Matt Asay is vice-president of mobile strategy at Adobe
“Mobile is eating the world,” Andreessen Horowitz partner Ben Evans recently declared, arguing that mobile is fast becoming the default for how consumers interact with the world. As bold as that sounds, if anything, Evans isn’t hyping mobile enough.
After all, by the end of the decade, 90% of world’s population aged over six will have a mobile phone, according to Ericsson data. Nor are we passive owners of mobile devices: the average person looks at her smartphone over 200 times each day, spending over two hours on her device, according to Ofcom studies.
Which is really terrible news if your business isn’t as committed to mobile as your customers are.
For businesses still waiting for the mobile tsunami to subside, don’t. (Or, if you do, don’t worry: there’s an app for mobile denial.) “There is no point in drawing a distinction between the future of technology and the future of mobile,” Evans insists. “They are the same.”
Given this new normal, how should businesses respond?
Not Business As Usual
Every business aims to be customer-centric, but today “customer-centric” must translate to “mobile-centric.” While mobile marketers need to think about how this changes the way they reach customers, mobile demands much deeper and broader change.
Indeed, as Carolyn Everson, Facebook’s vice president of Global Marketing, tells Businessweek, mobile “is going to change not only marketing, but business completely.”
At Adobe, we’ve had to get ahead of the curve on this, as our own Adobe Digital Index research (which tracks 70% of all online spend across the top 500 online retailers) finds that mobile app users spend three to four times longer with a brand than web users do.
Companies can no longer hope to succeed by plastering customers with ads from afar.
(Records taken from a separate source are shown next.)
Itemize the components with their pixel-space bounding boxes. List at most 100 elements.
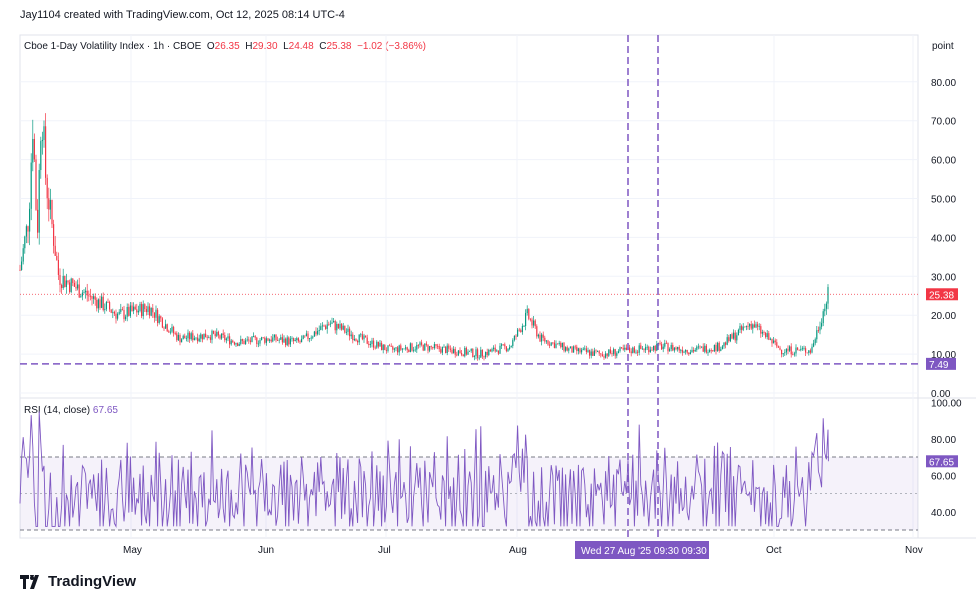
candle <box>270 335 272 343</box>
candle <box>115 309 117 324</box>
candle-body <box>89 295 91 297</box>
candle <box>109 300 111 312</box>
candle-body <box>491 349 493 352</box>
candle <box>401 348 403 353</box>
candle-body <box>592 351 594 356</box>
candle-body <box>550 342 552 346</box>
candle-body <box>238 343 240 346</box>
candle <box>710 348 712 354</box>
candle-body <box>528 308 530 319</box>
candle-body <box>243 340 245 345</box>
candle-body <box>395 347 397 349</box>
candle <box>363 333 365 343</box>
candle <box>326 319 328 334</box>
candle <box>97 298 99 313</box>
candle-body <box>822 311 824 324</box>
candle-body <box>155 309 157 318</box>
candle <box>702 343 704 352</box>
candle-body <box>305 333 307 337</box>
candle <box>438 343 440 352</box>
candle-body <box>312 336 314 338</box>
candle-body <box>69 282 71 292</box>
candle <box>742 323 744 332</box>
candle <box>421 339 423 347</box>
candle-body <box>27 226 29 232</box>
candle <box>267 337 269 342</box>
candle-body <box>192 333 194 341</box>
candle <box>544 335 546 344</box>
candle <box>445 346 447 354</box>
candle <box>374 345 376 350</box>
candle <box>643 348 645 353</box>
candle <box>400 343 402 351</box>
candle-body <box>213 330 215 334</box>
rsi-legend[interactable]: RSI (14, close) 67.65 <box>24 405 118 416</box>
candle <box>179 333 181 346</box>
candle-body <box>198 338 200 342</box>
candle <box>633 345 635 354</box>
candle <box>577 347 579 355</box>
candle <box>489 348 491 352</box>
candle-body <box>382 344 384 351</box>
candle <box>683 350 685 354</box>
candle-body <box>227 336 229 339</box>
candle-body <box>350 334 352 337</box>
candle <box>547 339 549 346</box>
candle-body <box>406 347 408 350</box>
candle-body <box>617 351 619 354</box>
candle-body <box>581 349 583 353</box>
candle <box>229 333 231 349</box>
candle <box>35 154 37 211</box>
candle-body <box>701 346 703 348</box>
candle-body <box>587 350 589 352</box>
candle <box>549 341 551 349</box>
candle <box>518 327 520 332</box>
candle <box>808 350 810 356</box>
candle <box>264 336 266 345</box>
symbol-legend[interactable]: Cboe 1-Day Volatility Index · 1h · CBOE … <box>24 41 426 52</box>
candle <box>65 273 67 294</box>
candle-body <box>113 311 115 314</box>
candle <box>206 334 208 341</box>
candle <box>822 308 824 327</box>
candle <box>102 292 104 312</box>
candle <box>505 346 507 353</box>
candle-body <box>769 338 771 340</box>
candle <box>155 305 157 322</box>
candle-body <box>499 345 501 354</box>
candle-body <box>280 337 282 340</box>
candle-body <box>723 342 725 347</box>
candle <box>91 295 93 306</box>
candle-body <box>541 334 543 342</box>
candle <box>705 344 707 354</box>
candle <box>75 281 77 291</box>
hline-price-label: 7.49 <box>929 360 949 371</box>
candle-body <box>78 284 80 298</box>
candle <box>176 331 178 342</box>
candle <box>389 343 391 347</box>
candle <box>529 318 531 322</box>
candle-body <box>686 349 688 353</box>
candle-body <box>733 332 735 339</box>
candle <box>83 289 85 294</box>
candle-body <box>57 259 59 275</box>
candle-body <box>755 324 757 328</box>
candle-body <box>749 323 751 327</box>
candle-body <box>115 313 117 319</box>
candle-body <box>680 349 682 351</box>
candle-body <box>553 342 555 348</box>
candle <box>89 288 91 301</box>
time-tick: Oct <box>766 545 782 556</box>
candle <box>697 343 699 350</box>
candle-body <box>397 347 399 353</box>
candle <box>449 345 451 353</box>
candle-body <box>816 330 818 340</box>
candle <box>753 320 755 328</box>
candle <box>662 343 664 353</box>
candle <box>200 332 202 343</box>
candle-body <box>153 312 155 318</box>
candle-body <box>294 339 296 342</box>
price-unit[interactable]: point <box>932 41 954 52</box>
candle <box>302 334 304 340</box>
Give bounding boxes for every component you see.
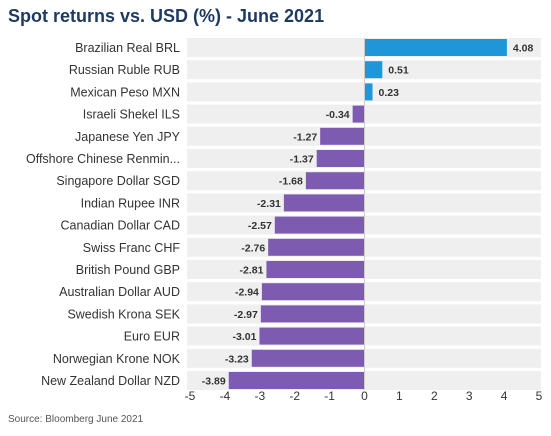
- category-label: Canadian Dollar CAD: [60, 219, 180, 233]
- category-label: Euro EUR: [124, 330, 180, 344]
- x-tick-label: -3: [254, 389, 265, 403]
- data-label: -1.37: [290, 154, 314, 166]
- chart-title: Spot returns vs. USD (%) - June 2021: [8, 6, 325, 26]
- data-label: -3.23: [225, 353, 249, 365]
- bar: [228, 372, 365, 389]
- category-label: Mexican Peso MXN: [70, 85, 180, 99]
- category-label: Swedish Krona SEK: [67, 307, 180, 321]
- bar: [266, 261, 365, 278]
- bar: [364, 83, 373, 101]
- data-label: 4.08: [513, 43, 534, 55]
- data-label: -2.76: [241, 242, 265, 254]
- bar: [260, 305, 365, 323]
- data-label: -1.68: [279, 176, 303, 188]
- category-label: Japanese Yen JPY: [75, 130, 181, 144]
- x-tick-label: 5: [536, 389, 543, 403]
- x-tick-label: -2: [289, 389, 300, 403]
- data-label: -3.01: [233, 331, 257, 343]
- data-label: -1.27: [293, 131, 317, 143]
- bar: [364, 61, 383, 79]
- bar: [261, 283, 365, 301]
- bar: [251, 349, 365, 367]
- category-label: Norwegian Krone NOK: [53, 352, 181, 366]
- x-tick-label: 4: [501, 389, 508, 403]
- x-tick-label: 3: [466, 389, 473, 403]
- category-label: New Zealand Dollar NZD: [41, 374, 180, 388]
- x-tick-label: 1: [396, 389, 403, 403]
- bar: [316, 150, 365, 167]
- category-label: Swiss Franc CHF: [83, 241, 181, 255]
- category-label: Singapore Dollar SGD: [56, 174, 180, 188]
- x-tick-label: 2: [431, 389, 438, 403]
- category-label: Indian Rupee INR: [81, 196, 180, 210]
- bar: [320, 127, 365, 145]
- bar: [364, 39, 507, 56]
- x-tick-label: -4: [220, 389, 231, 403]
- bar: [268, 238, 365, 256]
- category-label: Israeli Shekel ILS: [83, 108, 180, 122]
- category-label: Australian Dollar AUD: [59, 285, 180, 299]
- category-label: Russian Ruble RUB: [69, 63, 180, 77]
- category-label: British Pound GBP: [76, 263, 180, 277]
- data-label: -0.34: [326, 109, 350, 121]
- data-label: -2.81: [239, 265, 263, 277]
- data-label: -2.94: [235, 287, 259, 299]
- category-label: Offshore Chinese Renmin...: [26, 152, 180, 166]
- data-label: 0.51: [388, 65, 409, 77]
- x-tick-label: 0: [361, 389, 368, 403]
- bar: [352, 105, 365, 123]
- data-label: -2.57: [248, 220, 272, 232]
- bar: [274, 216, 365, 234]
- bar: [259, 327, 365, 345]
- bar: [283, 194, 365, 212]
- x-tick-label: -5: [185, 389, 196, 403]
- data-label: -3.89: [202, 376, 226, 388]
- bar: [305, 172, 365, 190]
- x-tick-label: -1: [324, 389, 335, 403]
- data-label: 0.23: [379, 87, 400, 99]
- data-label: -2.97: [234, 309, 258, 321]
- source-note: Source: Bloomberg June 2021: [8, 414, 144, 425]
- category-label: Brazilian Real BRL: [75, 41, 180, 55]
- data-label: -2.31: [257, 198, 281, 210]
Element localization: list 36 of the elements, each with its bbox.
Instead, businesses must increasingly engage consumers when and where they choose.
We’ve Only Just Begun
Consumers are already mobile. Enterprises, if they want to remain relevant, must also go mobile. Adobe, with a range of services to help companies understand and engage their customers, makes it as easy and effective to do business on mobile devices as we have on the web.
And let’s be clear: by “mobile” we’re not just talking about smartphones and tablets, but also the hundreds of billions of devices that will comprise the Internet of Things. As we’ll show over the coming year, we’re going to give marketers the ability to understand customer data from a new generation of devices, and reach out to customers on these same devices, wherever they happen to be, at the time they most want to hear from brands.